Eu tenho medo. Medo de você passar como um trêm desgovernado e atropelar a minha alma. Eu tenho medo de ser um saquinho frágil de bolinhas de gude e de você me abrir, deixar as minhas bolhinhas correrem cada uma para um canto do mundo e entrarem pelas valetas do universo. E eu nunca mais conseguir me juntar do jeito que sou agora. Eu tenho medo de nunca mais ouvir Trouble e sentir que aquele refrão deveria durar três vezes mais.

segunda-feira, 25 de junho de 2012

Troco órgãos por cubos de gelo

18 anos e uma coleção riquíssima em pessoas que simplesmente se foram. Algumas eu comemorei, com largos sorrisos e longas tragadas de nicotina, já outras se foram deixando crateras a nível dos alpes holandenses, como ladrões que passaram numa moto e arrastaram parte dos meus órgãos, num assalto ao restante de esperança em um dia compartilhar ao menos uma lágrima com alguém.

O organismo sempre reage. Reage cobrindo todo o restante vivo com uma camada sólida de gelo impermeável, tão eficaz quanto meia dúzia dessas vacinas que oferecem por ai. O resultado de tudo isso é uma existência gélida. O barulho das árvores balançando com o vento me emociona mais que a fome na África, o oitavo segundo de Pass This On me arrepia mais que a morte de um parente, a cena em que a Charlotte canta num karaokê em Tokyo me excita mais que qualquer grafismo muscular.

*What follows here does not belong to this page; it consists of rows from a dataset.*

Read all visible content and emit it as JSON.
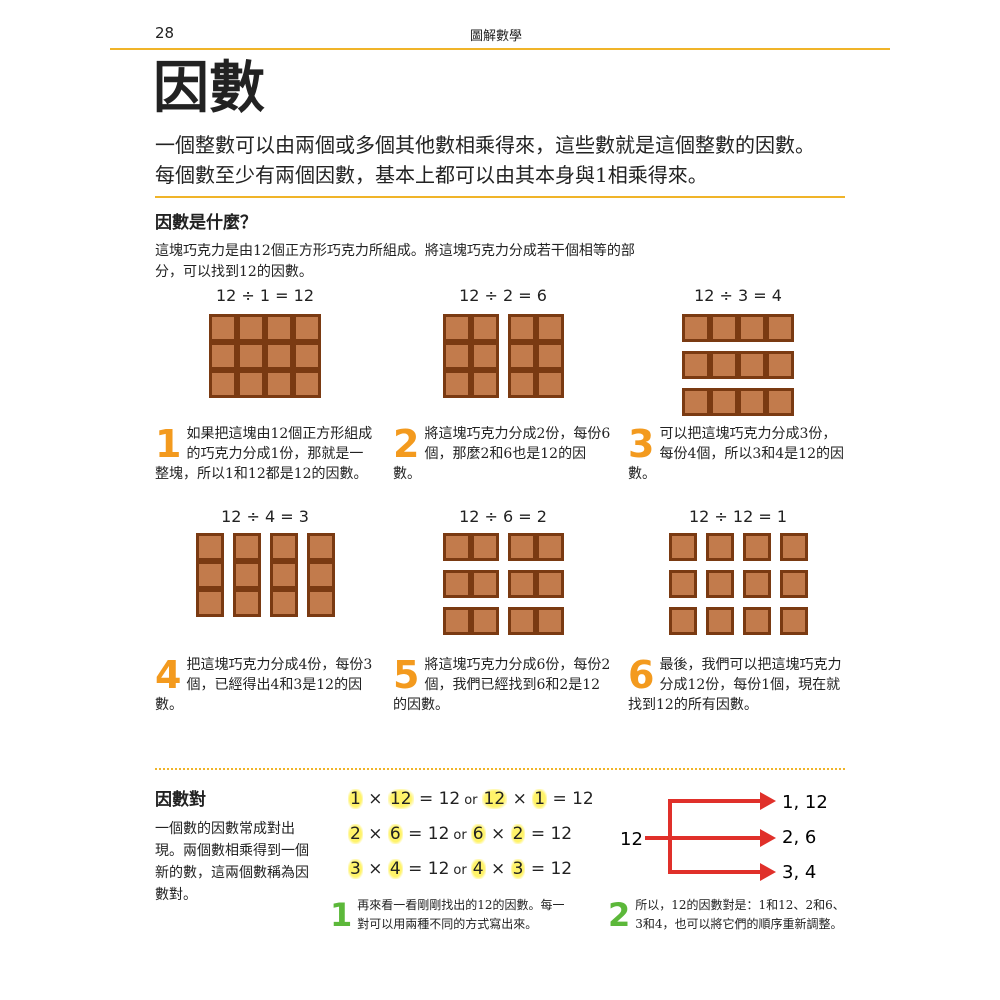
{
  "header": {
    "page_number": "28",
    "book_title": "圖解數學"
  },
  "title": "因數",
  "intro": [
    "一個整數可以由兩個或多個其他數相乘得來，這些數就是這個整數的因數。",
    "每個數至少有兩個因數，基本上都可以由其本身與1相乘得來。"
  ],
  "section1": {
    "heading": "因數是什麼？",
    "text": "這塊巧克力是由12個正方形巧克力所組成。將這塊巧克力分成若干個相等的部分，可以找到12的因數。",
    "panels": [
      {
        "equation": "12 ÷ 1 = 12",
        "number": "1",
        "caption": "如果把這塊由12個正方形組成的巧克力分成1份，那就是一整塊，所以1和12都是12的因數。",
        "parts": 1
      },
      {
        "equation": "12 ÷ 2 = 6",
        "number": "2",
        "caption": "將這塊巧克力分成2份，每份6個，那麼2和6也是12的因數。",
        "parts": 2
      },
      {
        "equation": "12 ÷ 3 = 4",
        "number": "3",
        "caption": "可以把這塊巧克力分成3份，每份4個，所以3和4是12的因數。",
        "parts": 3
      },
      {
        "equation": "12 ÷ 4 = 3",
        "number": "4",
        "caption": "把這塊巧克力分成4份，每份3個，已經得出4和3是12的因數。",
        "parts": 4
      },
      {
        "equation": "12 ÷ 6 = 2",
        "number": "5",
        "caption": "將這塊巧克力分成6份，每份2個，我們已經找到6和2是12的因數。",
        "parts": 6
      },
      {
        "equation": "12 ÷ 12 = 1",
        "number": "6",
        "caption": "最後，我們可以把這塊巧克力分成12份，每份1個，現在就找到12的所有因數。",
        "parts": 12
      }
    ]
  },
  "section2": {
    "heading": "因數對",
    "text": "一個數的因數常成對出現。兩個數相乘得到一個新的數，這兩個數稱為因數對。",
    "pairs": [
      {
        "a": "1",
        "b": "12"
      },
      {
        "a": "2",
        "b": "6"
      },
      {
        "a": "3",
        "b": "4"
      }
    ],
    "times": "×",
    "equals": "= 12",
    "or": "or",
    "step1": {
      "number": "1",
      "text": "再來看一看剛剛找出的12的因數。每一對可以用兩種不同的方式寫出來。"
    },
    "diagram": {
      "source": "12",
      "targets": [
        "1, 12",
        "2, 6",
        "3, 4"
      ]
    },
    "step2": {
      "number": "2",
      "text": "所以，12的因數對是：1和12、2和6、3和4，也可以將它們的順序重新調整。"
    }
  },
  "colors": {
    "accent": "#f0b429",
    "number_orange": "#f39a1e",
    "chocolate": "#c27b4c",
    "chocolate_dark": "#7a3a12",
    "arrow_red": "#e0302a",
    "step_green": "#5cb83a",
    "highlight": "#fff36a"
  }
}
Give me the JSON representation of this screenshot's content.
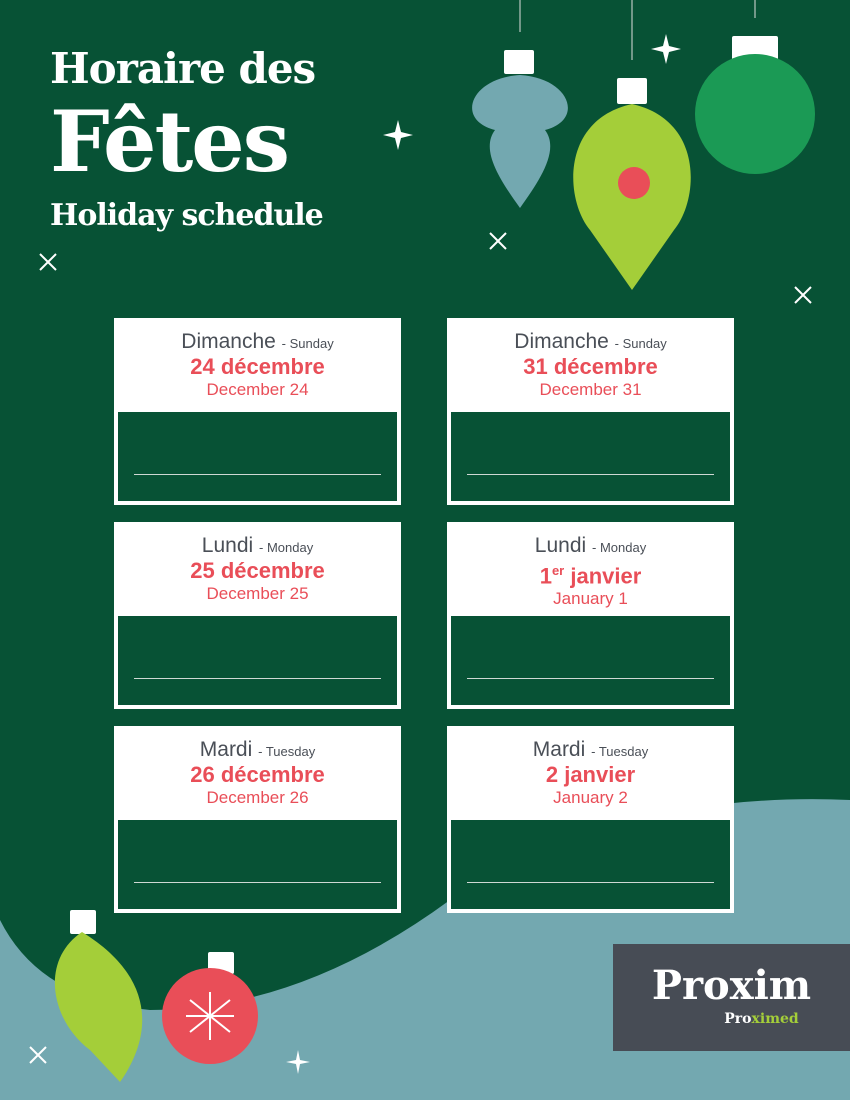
{
  "title": {
    "line1": "Horaire des",
    "line2": "Fêtes",
    "line3": "Holiday schedule"
  },
  "colors": {
    "background": "#075235",
    "wave": "#73a8b0",
    "accent": "#e94e58",
    "lime": "#a4ce39",
    "logo_bg": "#474c55"
  },
  "days": [
    {
      "fr_day": "Dimanche",
      "en_day": "- Sunday",
      "fr_date": "24 décembre",
      "fr_sup": "",
      "en_date": "December 24"
    },
    {
      "fr_day": "Dimanche",
      "en_day": "- Sunday",
      "fr_date": "31 décembre",
      "fr_sup": "",
      "en_date": "December 31"
    },
    {
      "fr_day": "Lundi",
      "en_day": "- Monday",
      "fr_date": "25 décembre",
      "fr_sup": "",
      "en_date": "December 25"
    },
    {
      "fr_day": "Lundi",
      "en_day": "- Monday",
      "fr_date": "1",
      "fr_sup": "er",
      "fr_date_rest": " janvier",
      "en_date": "January 1"
    },
    {
      "fr_day": "Mardi",
      "en_day": "- Tuesday",
      "fr_date": "26 décembre",
      "fr_sup": "",
      "en_date": "December 26"
    },
    {
      "fr_day": "Mardi",
      "en_day": "- Tuesday",
      "fr_date": "2 janvier",
      "fr_sup": "",
      "en_date": "January 2"
    }
  ],
  "logo": {
    "brand": "Proxim",
    "sub_a": "Pro",
    "sub_b": "ximed"
  }
}
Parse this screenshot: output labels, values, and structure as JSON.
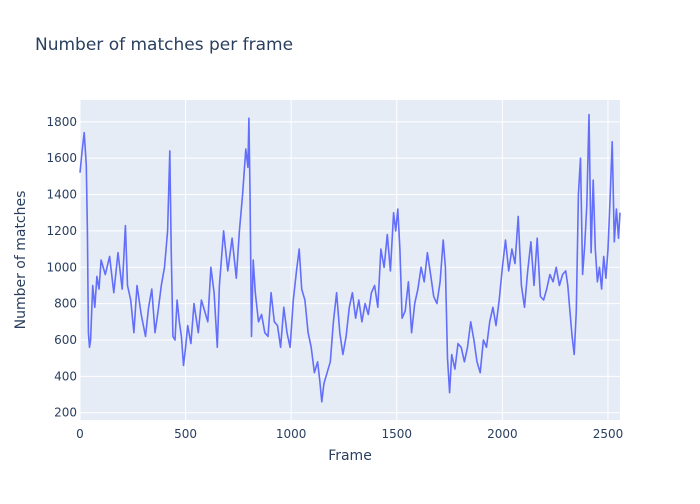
{
  "chart_data": {
    "type": "line",
    "title": "Number of matches per frame",
    "xlabel": "Frame",
    "ylabel": "Number of matches",
    "xlim": [
      0,
      2557
    ],
    "ylim": [
      160,
      1920
    ],
    "x_ticks": [
      0,
      500,
      1000,
      1500,
      2000,
      2500
    ],
    "y_ticks": [
      200,
      400,
      600,
      800,
      1000,
      1200,
      1400,
      1600,
      1800
    ],
    "grid": true,
    "legend": "none",
    "colors": {
      "line": "#636efa",
      "plot_bg": "#e5ecf6",
      "grid": "#ffffff",
      "text": "#2a3f5f"
    },
    "series": [
      {
        "x": [
          0,
          10,
          20,
          30,
          35,
          40,
          45,
          50,
          60,
          70,
          80,
          90,
          100,
          120,
          140,
          160,
          180,
          200,
          215,
          225,
          240,
          255,
          270,
          290,
          310,
          325,
          340,
          355,
          370,
          385,
          400,
          415,
          425,
          432,
          440,
          450,
          460,
          470,
          480,
          490,
          500,
          510,
          525,
          540,
          560,
          575,
          590,
          605,
          620,
          635,
          650,
          660,
          680,
          700,
          720,
          740,
          755,
          770,
          785,
          795,
          800,
          805,
          812,
          820,
          830,
          845,
          860,
          875,
          890,
          905,
          920,
          935,
          950,
          965,
          980,
          995,
          1010,
          1025,
          1038,
          1050,
          1065,
          1080,
          1095,
          1110,
          1125,
          1135,
          1145,
          1155,
          1170,
          1185,
          1200,
          1215,
          1230,
          1245,
          1260,
          1275,
          1290,
          1305,
          1320,
          1335,
          1350,
          1365,
          1380,
          1395,
          1410,
          1425,
          1440,
          1455,
          1470,
          1485,
          1495,
          1505,
          1515,
          1525,
          1540,
          1555,
          1570,
          1585,
          1600,
          1615,
          1630,
          1645,
          1660,
          1675,
          1690,
          1705,
          1720,
          1730,
          1740,
          1750,
          1760,
          1775,
          1790,
          1805,
          1820,
          1835,
          1850,
          1865,
          1880,
          1895,
          1910,
          1925,
          1940,
          1955,
          1970,
          1985,
          2000,
          2015,
          2030,
          2045,
          2060,
          2075,
          2090,
          2105,
          2120,
          2135,
          2150,
          2165,
          2180,
          2195,
          2210,
          2225,
          2240,
          2255,
          2270,
          2285,
          2300,
          2310,
          2320,
          2330,
          2340,
          2350,
          2360,
          2370,
          2380,
          2390,
          2400,
          2410,
          2420,
          2430,
          2440,
          2450,
          2460,
          2470,
          2480,
          2490,
          2500,
          2510,
          2520,
          2530,
          2540,
          2550,
          2557
        ],
        "y": [
          1520,
          1640,
          1740,
          1560,
          1200,
          640,
          560,
          600,
          900,
          780,
          950,
          880,
          1040,
          960,
          1060,
          860,
          1080,
          880,
          1230,
          900,
          820,
          640,
          900,
          740,
          620,
          780,
          880,
          640,
          760,
          900,
          1000,
          1200,
          1640,
          1100,
          620,
          600,
          820,
          700,
          620,
          460,
          560,
          680,
          580,
          800,
          640,
          820,
          760,
          700,
          1000,
          860,
          560,
          900,
          1200,
          980,
          1160,
          940,
          1200,
          1400,
          1650,
          1550,
          1820,
          1420,
          620,
          1040,
          860,
          700,
          740,
          640,
          620,
          860,
          700,
          680,
          560,
          780,
          640,
          560,
          820,
          980,
          1100,
          880,
          820,
          640,
          560,
          420,
          480,
          380,
          260,
          360,
          420,
          480,
          700,
          860,
          640,
          520,
          620,
          780,
          860,
          720,
          820,
          700,
          800,
          740,
          860,
          900,
          780,
          1100,
          1000,
          1180,
          980,
          1300,
          1200,
          1320,
          1100,
          720,
          760,
          920,
          640,
          800,
          880,
          1000,
          920,
          1080,
          960,
          840,
          800,
          920,
          1150,
          1000,
          500,
          310,
          520,
          440,
          580,
          560,
          480,
          560,
          700,
          600,
          480,
          420,
          600,
          560,
          700,
          780,
          680,
          820,
          1000,
          1150,
          980,
          1100,
          1020,
          1280,
          900,
          780,
          980,
          1140,
          900,
          1160,
          840,
          820,
          880,
          960,
          920,
          1000,
          900,
          960,
          980,
          900,
          760,
          620,
          520,
          760,
          1400,
          1600,
          960,
          1120,
          1340,
          1840,
          1080,
          1480,
          1100,
          920,
          1000,
          880,
          1060,
          940,
          1100,
          1380,
          1690,
          1140,
          1320,
          1160,
          1300
        ]
      }
    ]
  }
}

Talvez um dia eu olhe para todas aquelas fotos em sépia e sinta uma pontada na nuca por não ter insistido mais. Até lá, eu prefiro acreditar que nenhum sentimento é capaz de preencher o tamanho do buraco que eu me tornei. Não consigo sofrer porque sofrer seria menos do que eu sinto.  Ela preferiu me enterrar juntos aos seus dois gatos.